Mrs. Ranger burst into tears.

“There, there, Annie! Don’t worry. But don’t ask me to settle, with my children, in a slave State. Father left Kentucky when I was a boy to get away from slavery and its inevitable accompaniment of poor white trash.There is an irrepressible conflict between freedom and every form of involuntary servitude that exists under the sun. This nigger business will lead to a bloody war long before Uncle Sam is done with it, and I doubt if even war will settle it.”

“But Oregon may come into the Union as a slave State, John. You know that the extension of slavery is the chief theme that is agitating Congress now.”

“I’ll have a chance to fight the curse in Oregon, Annie. But it is a settled condition here. I’ll fight it to the bitter end, if I get a chance!” He strode away to look after the cattle and men.

“Dear, patient mother!” cried Jean, stroking her mother’s cheek tenderly. “Your head is as clear as a bell. But there’s a whole lot o’ common-sense in what daddie says, too. We’ll soon have settled weather; then you won’t mind travelling. We all think you’ll be well and strong as soon as we get settled in Oregon.”

“Maybe so, if I could only live to get there,” faltered the feeble woman. “But—”

“But what, mother?”

“Nothing. I was only thinking.”

Jean’s heart sank. “You must get to bed, mother dear,” she said lovingly.

The Ranger children, tired out with the fatigue and excitement of the day, were soon locked in the deep sleep of healthy youth and vigor. Not so Mrs. Ranger. The regular breathing of her sleeping loved ones soothed her nerves, but she seemed preternaturally awake.

A gentle breeze stirred the white wagon-hood overhead. Sukie, who was tethered near, neighed gently as Mrs. Ranger spoke her name, and came closer to be stroked.

“Is de Cap’n heah?” asked a dusky figure with a child on its hip, as it edged its way between the mare and the wagon-wheel.

“He’s out with the cattle at present. Is there anything I can do for you?”

“Hide me, quick! De houn’s is aftah me, honey. I’ve jes’ waded de crick, and dey’ve lost de trail. Quick, missus; an’ I’ll sarve ye forever!”
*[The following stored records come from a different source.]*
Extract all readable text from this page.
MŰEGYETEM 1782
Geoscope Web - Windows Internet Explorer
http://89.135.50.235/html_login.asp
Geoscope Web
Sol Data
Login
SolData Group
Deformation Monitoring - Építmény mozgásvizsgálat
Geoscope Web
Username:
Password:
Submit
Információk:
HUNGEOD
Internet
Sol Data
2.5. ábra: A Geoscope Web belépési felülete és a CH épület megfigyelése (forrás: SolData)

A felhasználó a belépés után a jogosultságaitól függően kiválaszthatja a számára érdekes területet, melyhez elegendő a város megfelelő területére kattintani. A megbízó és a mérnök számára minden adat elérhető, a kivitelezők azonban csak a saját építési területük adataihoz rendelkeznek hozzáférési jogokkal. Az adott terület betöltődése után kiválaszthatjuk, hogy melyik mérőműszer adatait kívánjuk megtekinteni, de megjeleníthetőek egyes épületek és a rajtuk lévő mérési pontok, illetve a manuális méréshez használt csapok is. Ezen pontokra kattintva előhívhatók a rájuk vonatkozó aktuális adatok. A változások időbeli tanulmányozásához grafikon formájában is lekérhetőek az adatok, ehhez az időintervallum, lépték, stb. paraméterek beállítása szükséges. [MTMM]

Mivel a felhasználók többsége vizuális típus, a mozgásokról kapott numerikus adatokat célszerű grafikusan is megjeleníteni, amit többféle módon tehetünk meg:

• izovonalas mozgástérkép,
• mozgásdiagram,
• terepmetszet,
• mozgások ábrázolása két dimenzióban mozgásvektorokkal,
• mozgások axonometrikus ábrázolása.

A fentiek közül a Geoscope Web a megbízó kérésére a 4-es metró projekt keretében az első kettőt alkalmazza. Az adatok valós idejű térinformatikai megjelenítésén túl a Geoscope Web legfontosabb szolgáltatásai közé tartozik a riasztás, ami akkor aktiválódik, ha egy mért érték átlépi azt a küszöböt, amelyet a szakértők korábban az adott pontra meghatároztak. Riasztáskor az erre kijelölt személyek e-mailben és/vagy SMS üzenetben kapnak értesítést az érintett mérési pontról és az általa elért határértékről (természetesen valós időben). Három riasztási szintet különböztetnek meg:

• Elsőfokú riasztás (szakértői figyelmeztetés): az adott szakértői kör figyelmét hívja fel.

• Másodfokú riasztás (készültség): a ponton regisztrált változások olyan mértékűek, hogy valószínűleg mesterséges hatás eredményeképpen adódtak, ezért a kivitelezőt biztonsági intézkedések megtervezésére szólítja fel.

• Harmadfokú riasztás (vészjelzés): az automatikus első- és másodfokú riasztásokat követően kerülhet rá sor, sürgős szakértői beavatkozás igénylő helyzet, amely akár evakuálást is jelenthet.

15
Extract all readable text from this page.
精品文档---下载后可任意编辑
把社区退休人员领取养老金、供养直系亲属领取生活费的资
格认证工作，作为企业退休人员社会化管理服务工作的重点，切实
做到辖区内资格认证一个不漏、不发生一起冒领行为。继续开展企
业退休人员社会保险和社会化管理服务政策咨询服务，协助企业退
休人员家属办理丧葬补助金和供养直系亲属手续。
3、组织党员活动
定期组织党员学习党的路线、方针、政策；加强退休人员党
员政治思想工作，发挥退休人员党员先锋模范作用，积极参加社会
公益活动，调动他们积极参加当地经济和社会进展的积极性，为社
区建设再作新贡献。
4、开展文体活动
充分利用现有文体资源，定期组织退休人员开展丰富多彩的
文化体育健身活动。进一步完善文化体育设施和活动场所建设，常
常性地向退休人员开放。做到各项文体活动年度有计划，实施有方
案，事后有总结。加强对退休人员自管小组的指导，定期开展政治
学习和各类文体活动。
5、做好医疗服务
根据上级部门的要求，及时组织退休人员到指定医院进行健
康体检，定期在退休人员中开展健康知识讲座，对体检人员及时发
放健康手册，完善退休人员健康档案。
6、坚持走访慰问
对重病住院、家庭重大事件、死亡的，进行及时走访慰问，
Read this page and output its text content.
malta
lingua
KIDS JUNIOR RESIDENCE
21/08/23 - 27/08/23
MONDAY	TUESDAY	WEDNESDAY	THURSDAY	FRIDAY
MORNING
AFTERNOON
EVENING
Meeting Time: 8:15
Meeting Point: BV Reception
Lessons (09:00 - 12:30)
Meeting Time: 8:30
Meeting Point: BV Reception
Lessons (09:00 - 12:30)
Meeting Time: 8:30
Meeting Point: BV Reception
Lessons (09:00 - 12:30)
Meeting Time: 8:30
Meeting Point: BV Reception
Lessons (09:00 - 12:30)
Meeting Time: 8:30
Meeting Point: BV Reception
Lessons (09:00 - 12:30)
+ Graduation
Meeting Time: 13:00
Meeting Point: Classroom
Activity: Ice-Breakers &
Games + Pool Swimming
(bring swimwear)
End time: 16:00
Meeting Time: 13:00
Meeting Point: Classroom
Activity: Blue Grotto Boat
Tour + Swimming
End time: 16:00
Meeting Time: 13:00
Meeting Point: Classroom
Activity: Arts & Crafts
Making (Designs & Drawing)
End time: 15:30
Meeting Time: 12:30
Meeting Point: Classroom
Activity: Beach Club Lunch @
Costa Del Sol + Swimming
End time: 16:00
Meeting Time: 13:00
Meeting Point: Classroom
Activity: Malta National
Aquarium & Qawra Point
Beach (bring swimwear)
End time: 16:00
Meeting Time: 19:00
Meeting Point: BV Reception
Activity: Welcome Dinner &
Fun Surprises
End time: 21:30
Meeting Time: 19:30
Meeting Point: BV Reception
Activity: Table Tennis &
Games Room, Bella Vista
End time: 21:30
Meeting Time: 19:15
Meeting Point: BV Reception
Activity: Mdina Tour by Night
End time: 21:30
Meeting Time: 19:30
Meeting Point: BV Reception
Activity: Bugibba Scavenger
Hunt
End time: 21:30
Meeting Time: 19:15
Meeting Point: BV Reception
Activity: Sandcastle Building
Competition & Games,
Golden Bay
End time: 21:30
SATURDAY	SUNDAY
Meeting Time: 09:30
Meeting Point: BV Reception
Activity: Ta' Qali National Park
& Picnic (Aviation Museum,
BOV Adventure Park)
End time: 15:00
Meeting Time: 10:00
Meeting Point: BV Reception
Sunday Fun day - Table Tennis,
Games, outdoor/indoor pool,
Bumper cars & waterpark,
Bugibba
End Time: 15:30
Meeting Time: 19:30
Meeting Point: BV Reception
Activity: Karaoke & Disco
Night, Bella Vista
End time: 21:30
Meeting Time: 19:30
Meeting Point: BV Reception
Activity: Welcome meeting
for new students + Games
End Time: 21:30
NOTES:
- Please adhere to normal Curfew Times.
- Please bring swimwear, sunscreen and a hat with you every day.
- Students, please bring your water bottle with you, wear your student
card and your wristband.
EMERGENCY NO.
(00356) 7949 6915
The low baying of the bloodhounds proclaimed that they were again on the trail.

“Climb in here! Be quick!” exclaimed Mrs. Ranger, making room for the quaking fugitive. “I’ve never tried to sleep with a nigger and her baby, but I can stand it if I have to,” she said to herself, as the refugee took the place assigned to her.

“What in thunder are you up to now?” asked her husband when he looked in upon his wife and children in the morning and discovered the dusky intruder.

“Trying to help you to circumvent the institution you are so ready to fight, which, as you say, is wrong, and no contingency can make right,” replied his wife, her cheeks and eyes aglow with mingled satisfaction and excitement.